Tuant des milliards de bêtes,

Et indifférents à ces souillures de l’âme.

 

Au lieu de noyer les pauvres,

Tous les bras aux rames et aux écopes !

Tous les cœurs animés par  notre réussite,

Chaque cerveau inspiré

Par la mentalité paisible.

 

Des technologies paisibles suivront

Son éveil... Le nôtre …

Il pourrait rester assez de temps

Avant que les pixels ne s’éteignent,

Avant que le monde ne soit à nouveau confondu ;

Que des yeux étincelants ne s’affaissent en âcre poussière,

Et l’entropie ne gueule sa victoire

Et nous fasse taire à jamais

Et jette à nouveau le dé des Youga.

 

De l’héroïsme, sacre bleu !

Un peu plus de bon sens et de bon cœur,

Poser le meilleur monde possible, humblement,

Sur l’autel de Dieu.

Non la médiocrité arrogante de

Ce camp de concentration de terre en armes.

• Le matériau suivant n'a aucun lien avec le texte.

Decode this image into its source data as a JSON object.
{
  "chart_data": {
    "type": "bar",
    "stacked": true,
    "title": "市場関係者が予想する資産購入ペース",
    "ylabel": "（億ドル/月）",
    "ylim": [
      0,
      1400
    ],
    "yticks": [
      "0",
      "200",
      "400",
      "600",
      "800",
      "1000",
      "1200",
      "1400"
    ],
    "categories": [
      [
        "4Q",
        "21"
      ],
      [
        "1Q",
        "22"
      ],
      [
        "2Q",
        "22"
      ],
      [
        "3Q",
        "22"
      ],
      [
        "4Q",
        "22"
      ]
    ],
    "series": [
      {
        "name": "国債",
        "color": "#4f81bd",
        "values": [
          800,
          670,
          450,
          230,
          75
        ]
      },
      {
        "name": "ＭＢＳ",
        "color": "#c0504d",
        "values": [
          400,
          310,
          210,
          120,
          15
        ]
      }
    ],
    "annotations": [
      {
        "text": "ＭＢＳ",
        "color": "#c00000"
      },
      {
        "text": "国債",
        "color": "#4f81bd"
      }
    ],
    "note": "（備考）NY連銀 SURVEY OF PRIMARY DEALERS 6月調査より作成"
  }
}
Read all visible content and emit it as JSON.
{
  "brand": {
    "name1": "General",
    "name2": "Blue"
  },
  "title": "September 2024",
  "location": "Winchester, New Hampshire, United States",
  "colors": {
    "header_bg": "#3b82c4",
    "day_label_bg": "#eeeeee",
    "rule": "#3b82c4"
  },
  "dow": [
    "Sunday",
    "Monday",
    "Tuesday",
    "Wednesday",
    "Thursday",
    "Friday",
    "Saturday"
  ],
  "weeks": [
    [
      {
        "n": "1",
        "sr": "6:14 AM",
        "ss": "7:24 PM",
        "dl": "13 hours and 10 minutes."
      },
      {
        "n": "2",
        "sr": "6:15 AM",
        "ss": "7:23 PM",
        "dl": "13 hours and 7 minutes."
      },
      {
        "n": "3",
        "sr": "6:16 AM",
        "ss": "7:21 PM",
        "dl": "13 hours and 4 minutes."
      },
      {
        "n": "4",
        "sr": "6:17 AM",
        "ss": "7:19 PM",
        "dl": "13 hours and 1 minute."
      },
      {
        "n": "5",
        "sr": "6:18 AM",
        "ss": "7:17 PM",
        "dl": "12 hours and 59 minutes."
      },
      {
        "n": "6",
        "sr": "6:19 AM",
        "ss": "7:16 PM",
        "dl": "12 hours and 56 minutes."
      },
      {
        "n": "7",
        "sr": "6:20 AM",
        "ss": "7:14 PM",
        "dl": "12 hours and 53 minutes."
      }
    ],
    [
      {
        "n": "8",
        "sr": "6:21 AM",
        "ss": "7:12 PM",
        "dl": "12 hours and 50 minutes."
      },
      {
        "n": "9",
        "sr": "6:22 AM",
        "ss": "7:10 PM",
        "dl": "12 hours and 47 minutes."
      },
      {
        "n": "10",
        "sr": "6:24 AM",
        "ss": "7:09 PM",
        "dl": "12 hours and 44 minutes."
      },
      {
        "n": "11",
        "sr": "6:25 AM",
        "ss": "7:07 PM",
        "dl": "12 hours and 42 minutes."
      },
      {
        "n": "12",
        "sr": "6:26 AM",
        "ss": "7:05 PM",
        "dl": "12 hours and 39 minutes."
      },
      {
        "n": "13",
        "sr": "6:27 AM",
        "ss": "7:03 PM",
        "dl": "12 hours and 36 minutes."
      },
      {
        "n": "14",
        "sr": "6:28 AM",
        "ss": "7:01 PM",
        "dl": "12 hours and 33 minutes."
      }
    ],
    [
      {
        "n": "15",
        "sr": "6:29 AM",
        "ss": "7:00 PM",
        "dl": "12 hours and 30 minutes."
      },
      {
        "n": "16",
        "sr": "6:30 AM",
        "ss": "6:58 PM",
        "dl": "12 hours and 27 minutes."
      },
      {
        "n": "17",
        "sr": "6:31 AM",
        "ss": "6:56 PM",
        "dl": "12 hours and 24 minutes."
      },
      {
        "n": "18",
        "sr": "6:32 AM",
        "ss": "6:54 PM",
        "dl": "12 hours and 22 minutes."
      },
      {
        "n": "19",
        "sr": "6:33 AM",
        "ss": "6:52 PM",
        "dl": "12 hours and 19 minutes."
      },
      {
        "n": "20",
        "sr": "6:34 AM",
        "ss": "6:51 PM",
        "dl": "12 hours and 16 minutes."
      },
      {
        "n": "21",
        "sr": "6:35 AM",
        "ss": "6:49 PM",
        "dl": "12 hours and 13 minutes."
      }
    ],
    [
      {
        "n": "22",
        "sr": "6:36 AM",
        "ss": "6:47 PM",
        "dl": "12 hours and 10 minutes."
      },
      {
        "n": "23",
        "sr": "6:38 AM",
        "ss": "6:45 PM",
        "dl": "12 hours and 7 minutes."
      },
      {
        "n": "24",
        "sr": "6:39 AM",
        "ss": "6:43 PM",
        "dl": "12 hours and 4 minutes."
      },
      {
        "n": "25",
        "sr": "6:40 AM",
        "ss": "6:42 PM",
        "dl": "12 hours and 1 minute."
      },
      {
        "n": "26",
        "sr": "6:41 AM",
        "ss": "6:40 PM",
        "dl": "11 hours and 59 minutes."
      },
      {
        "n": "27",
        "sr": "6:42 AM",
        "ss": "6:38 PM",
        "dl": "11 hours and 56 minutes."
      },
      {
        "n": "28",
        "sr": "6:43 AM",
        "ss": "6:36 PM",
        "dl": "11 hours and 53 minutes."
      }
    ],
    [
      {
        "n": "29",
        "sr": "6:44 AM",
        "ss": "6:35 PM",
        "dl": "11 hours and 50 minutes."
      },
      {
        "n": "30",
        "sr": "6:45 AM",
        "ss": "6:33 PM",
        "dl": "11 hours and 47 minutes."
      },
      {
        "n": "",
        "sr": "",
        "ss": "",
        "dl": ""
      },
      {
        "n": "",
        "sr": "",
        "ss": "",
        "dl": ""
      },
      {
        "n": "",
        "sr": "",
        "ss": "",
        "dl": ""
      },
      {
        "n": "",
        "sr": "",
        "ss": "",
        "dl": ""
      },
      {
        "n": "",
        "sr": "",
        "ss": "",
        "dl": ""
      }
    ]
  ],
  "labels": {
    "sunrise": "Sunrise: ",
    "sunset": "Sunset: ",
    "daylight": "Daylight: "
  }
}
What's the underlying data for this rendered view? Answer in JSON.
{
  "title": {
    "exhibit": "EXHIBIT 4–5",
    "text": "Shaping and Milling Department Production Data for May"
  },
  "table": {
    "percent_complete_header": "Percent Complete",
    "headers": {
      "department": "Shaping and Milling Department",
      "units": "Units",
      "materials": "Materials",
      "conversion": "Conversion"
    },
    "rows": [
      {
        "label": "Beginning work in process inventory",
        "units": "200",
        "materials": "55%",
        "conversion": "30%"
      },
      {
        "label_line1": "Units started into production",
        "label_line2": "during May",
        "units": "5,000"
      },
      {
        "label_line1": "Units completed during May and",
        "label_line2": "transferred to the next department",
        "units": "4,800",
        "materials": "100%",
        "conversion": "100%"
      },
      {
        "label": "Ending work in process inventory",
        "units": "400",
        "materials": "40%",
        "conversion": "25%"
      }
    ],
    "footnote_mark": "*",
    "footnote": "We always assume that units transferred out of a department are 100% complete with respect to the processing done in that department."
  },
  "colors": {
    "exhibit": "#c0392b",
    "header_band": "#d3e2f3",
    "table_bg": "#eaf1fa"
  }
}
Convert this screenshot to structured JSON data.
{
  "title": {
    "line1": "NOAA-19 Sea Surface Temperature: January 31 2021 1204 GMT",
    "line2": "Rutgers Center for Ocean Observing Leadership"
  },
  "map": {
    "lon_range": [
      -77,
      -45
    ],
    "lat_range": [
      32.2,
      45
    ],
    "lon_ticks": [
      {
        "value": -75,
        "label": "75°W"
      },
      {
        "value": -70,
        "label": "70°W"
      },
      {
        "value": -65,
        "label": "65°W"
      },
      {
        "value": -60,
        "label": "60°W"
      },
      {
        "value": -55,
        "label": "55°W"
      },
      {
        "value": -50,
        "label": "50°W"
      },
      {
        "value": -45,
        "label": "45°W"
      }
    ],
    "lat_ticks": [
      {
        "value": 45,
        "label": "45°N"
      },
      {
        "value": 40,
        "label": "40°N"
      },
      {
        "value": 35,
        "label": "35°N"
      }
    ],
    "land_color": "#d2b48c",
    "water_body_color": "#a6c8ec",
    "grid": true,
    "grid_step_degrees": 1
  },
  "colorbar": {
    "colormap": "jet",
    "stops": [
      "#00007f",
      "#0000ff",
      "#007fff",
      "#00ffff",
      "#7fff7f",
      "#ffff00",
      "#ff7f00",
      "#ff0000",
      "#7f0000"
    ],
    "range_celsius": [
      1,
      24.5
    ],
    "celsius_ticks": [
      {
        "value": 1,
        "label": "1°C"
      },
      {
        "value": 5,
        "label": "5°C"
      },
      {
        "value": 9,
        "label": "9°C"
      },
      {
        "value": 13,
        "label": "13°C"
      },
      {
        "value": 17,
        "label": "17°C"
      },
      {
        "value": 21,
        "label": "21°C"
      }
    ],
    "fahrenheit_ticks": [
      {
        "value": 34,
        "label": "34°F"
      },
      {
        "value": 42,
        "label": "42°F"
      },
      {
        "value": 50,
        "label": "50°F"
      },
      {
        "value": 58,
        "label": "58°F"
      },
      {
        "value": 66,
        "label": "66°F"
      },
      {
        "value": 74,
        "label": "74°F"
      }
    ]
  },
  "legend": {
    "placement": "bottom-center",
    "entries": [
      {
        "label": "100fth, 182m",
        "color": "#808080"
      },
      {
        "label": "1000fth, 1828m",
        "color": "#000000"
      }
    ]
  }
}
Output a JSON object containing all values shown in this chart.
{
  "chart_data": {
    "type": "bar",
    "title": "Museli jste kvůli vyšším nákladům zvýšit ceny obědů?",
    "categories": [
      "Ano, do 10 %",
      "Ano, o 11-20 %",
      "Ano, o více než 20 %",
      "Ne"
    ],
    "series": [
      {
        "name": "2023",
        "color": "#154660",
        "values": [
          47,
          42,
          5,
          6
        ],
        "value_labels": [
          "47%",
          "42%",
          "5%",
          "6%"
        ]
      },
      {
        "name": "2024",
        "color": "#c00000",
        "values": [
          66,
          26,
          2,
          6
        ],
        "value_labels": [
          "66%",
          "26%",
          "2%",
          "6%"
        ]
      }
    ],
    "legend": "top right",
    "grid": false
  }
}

La troquer pour les valeurs du monde paisible,

Avant d’être anéantis en tout cas,

Supprimés comme les insectes sociaux que nous sommes

Par un univers sans merci.

 

Faites resplendir nos idéaux !

Que nos rêves les plus chéris

Brillent comme un deuxième astre,

Comme le chœur de nos radios.

Permettons à nos espoirs primaires

De briller plus forts que l’entropie

Et lâcher une fusée éclairante de défi
D
ans l’abîme de la mort !

Trop familiers avec ces aigres vérités,

Naviguons au-delà,

Jusqu’au serein port d’attache de Dieu.

 

Que nous reste-t-il à perdre,

Puisque nous perdons tout de toute façon ?

Que craignons-nous apprendre,

Qui ne savons presque rien ?

De quoi avons-nous peur,

Sans plus rien à craindre ?

 

Je te défi d’admettre le monde paisible.

Me fiche pas mal d’où tu viens,

Ni de tes préjugés,

Ni tes craintes, ni ton malheur.

Je t’invite à faire serment

D’échafauder le bien-être commun,

En tant qu’adjoint de cette race honorable.